ノーリツさんがこの曲を使い始めたのが1997年と知って、驚きました(以前は違う会社の給湯器だった)。30年近い歴史があるなんて、凄い!
同メロディーは聞き飽きないよう、流行りすたりのないクラシック音楽に絞り、お客さまにこれからおふろに入る高揚感と幸福感を感じてほしいという思いを重ね、ドイツの作曲家テオドール・エステン(オースティン)のピアノ曲「人形の夢と目覚め」の第2部「夢を見ているところ」を選定しました[注1] 。

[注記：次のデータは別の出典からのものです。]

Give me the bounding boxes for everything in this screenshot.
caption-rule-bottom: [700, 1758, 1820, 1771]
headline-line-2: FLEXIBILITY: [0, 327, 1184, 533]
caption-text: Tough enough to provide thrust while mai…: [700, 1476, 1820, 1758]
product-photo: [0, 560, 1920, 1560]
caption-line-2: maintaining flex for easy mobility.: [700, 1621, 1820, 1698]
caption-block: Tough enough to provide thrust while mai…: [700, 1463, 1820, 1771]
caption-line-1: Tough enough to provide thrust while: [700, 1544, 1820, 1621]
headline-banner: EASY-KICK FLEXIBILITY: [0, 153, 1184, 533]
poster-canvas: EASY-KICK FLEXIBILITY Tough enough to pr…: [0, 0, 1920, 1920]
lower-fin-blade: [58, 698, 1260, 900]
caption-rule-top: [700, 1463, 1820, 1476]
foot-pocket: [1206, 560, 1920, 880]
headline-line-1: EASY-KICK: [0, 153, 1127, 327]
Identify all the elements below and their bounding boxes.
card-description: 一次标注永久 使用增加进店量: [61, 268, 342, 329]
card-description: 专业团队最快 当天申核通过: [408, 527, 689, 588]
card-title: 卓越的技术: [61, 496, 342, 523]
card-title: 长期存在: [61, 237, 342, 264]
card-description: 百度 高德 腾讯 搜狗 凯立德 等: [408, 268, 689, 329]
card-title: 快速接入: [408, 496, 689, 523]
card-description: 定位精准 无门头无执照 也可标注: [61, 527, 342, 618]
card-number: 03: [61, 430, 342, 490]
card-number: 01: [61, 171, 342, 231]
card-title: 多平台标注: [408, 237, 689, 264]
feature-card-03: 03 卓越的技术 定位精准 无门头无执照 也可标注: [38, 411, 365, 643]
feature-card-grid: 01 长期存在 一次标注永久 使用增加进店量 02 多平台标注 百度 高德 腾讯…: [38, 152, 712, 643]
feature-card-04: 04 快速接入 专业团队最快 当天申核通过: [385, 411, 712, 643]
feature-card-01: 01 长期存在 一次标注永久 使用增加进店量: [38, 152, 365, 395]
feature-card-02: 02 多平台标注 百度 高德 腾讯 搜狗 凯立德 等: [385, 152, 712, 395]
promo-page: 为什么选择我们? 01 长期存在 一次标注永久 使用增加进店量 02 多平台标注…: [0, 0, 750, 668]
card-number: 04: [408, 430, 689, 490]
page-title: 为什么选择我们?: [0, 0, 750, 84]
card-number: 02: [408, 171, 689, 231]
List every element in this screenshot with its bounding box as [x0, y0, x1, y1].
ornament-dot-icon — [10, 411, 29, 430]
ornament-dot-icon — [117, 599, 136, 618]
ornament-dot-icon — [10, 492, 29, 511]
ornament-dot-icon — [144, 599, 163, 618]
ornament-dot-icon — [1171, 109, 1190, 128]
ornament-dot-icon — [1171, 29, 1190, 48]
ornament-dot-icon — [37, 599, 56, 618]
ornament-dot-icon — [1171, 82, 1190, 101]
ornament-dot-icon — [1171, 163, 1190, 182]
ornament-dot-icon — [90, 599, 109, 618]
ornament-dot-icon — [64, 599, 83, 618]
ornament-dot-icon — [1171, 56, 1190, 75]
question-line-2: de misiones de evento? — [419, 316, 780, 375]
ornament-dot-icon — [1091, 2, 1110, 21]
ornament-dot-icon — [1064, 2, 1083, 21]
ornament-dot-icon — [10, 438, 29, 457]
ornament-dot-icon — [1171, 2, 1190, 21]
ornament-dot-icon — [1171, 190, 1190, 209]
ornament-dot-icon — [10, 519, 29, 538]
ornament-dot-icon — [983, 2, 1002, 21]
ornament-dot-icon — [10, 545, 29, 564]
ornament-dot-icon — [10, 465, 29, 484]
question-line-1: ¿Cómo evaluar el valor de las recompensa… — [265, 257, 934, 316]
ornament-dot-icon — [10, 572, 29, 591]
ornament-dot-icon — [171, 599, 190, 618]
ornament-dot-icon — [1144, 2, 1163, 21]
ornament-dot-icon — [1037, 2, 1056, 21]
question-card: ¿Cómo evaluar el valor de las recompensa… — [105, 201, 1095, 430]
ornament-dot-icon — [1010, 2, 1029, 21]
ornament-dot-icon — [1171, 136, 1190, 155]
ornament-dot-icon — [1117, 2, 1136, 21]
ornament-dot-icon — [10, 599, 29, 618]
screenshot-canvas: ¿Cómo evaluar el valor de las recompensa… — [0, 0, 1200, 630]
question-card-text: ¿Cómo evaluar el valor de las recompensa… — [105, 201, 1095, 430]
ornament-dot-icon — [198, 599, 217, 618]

現在ではオースティンではなく、エステンTheodor Oesten(1813〜1870、ヴェルディやヴァーグナーと同い年)として知られているのですね[注2]。《人形の夢と目覚め》以外にも彼の《アルプスの鐘》や《アルプスの夕映え》は、ピアノ学習初級者の格好の発表会ピースです。
《お人形の夢と目覚め》の構造
もうひとつ驚いたのは、お湯張りメロディーとして使われている部分(譜例参照)が、人形の夢の部分であったこと。聞き覚えできちんと楽譜を見たことが無かったため、最初の3拍子のゆっくりした部分が人形の夢で、4拍子になってテンポが上がった(譜例の)ところから最後の2拍子部分も含めて、目覚めに相当するのだろうと勝手にずーっと考えていました。
でも、今回楽譜を確認したら、最初の Andante con moto 3/4 が Cradle Song ゆりかごの歌(子守歌)、その最後から7小節目、ドードドーのところに Dolly Sleeps お人形が眠る、Moderate 4/4に変わったところに Dolly’s Dream お人形の夢と書いてありました。譜例は眠っているところだったのですね。
どこで目覚めるかというと、この部分の最後から3小節目、鋭い和音のところ。Dolly Awakes お人形が目覚めると書かれていて、最後の Allegretto Moderato 2/4 は Dolly Dances お人形が踊る。なるほど、そうだったのか!
シンプルですが上品なメロディーで、お風呂に入る(「高揚感」はともかく)「幸福感」が感じられます。以前、西洋音楽史を教えていて「学校の掃除の時間の音楽だった」とか「ゴミ収集車の音楽」などと言われて困ることがありましたが、お風呂の音楽にはマイナス感がありません。
有名過ぎず無名過ぎず、まさに「流行りすたりのないクラシック音楽」。素晴らしい選曲です。
音の使い方
このメロディー以外にも、給湯器のスイッチを入れると「ミソド 」、スイッチを切ると「ソミド 」と鳴ります。
ソミドは確かに終わった感じがします。でも、それに合わせてスイッチ・オンをドミソにすると、いまひとつ安定しません。やはりミソド。これも良く考えられています。
ちなみに、給湯器と一緒に玄関ドアも替えたのですが、これにも音が使われていたはず[注3]。確かめてみたら、鍵がかかると「ソ ソレシ」、鍵が開くと「ソ ソレシ ソレシ」と鳴ります。こちらはト長調。
ドミソと同じでソシレは落ち着かないので、ソレシにしたのかな。1回よりも2回続いた方が、うれしい感じ? 鍵が閉まるより開く方が、うれしいものだから?
いろいろ考えてしまいました。目の不自由な方に配慮して、企業も音の使い方をいろいろ工夫しているのですね。
注
- 全音ピアノピースなどでは、現在もオースティンです。
- 株式会社ノーリツの Website より(https://www.noritz.co.jp/company/news/2021/20210428-004325.html)
- YKK APに替えました。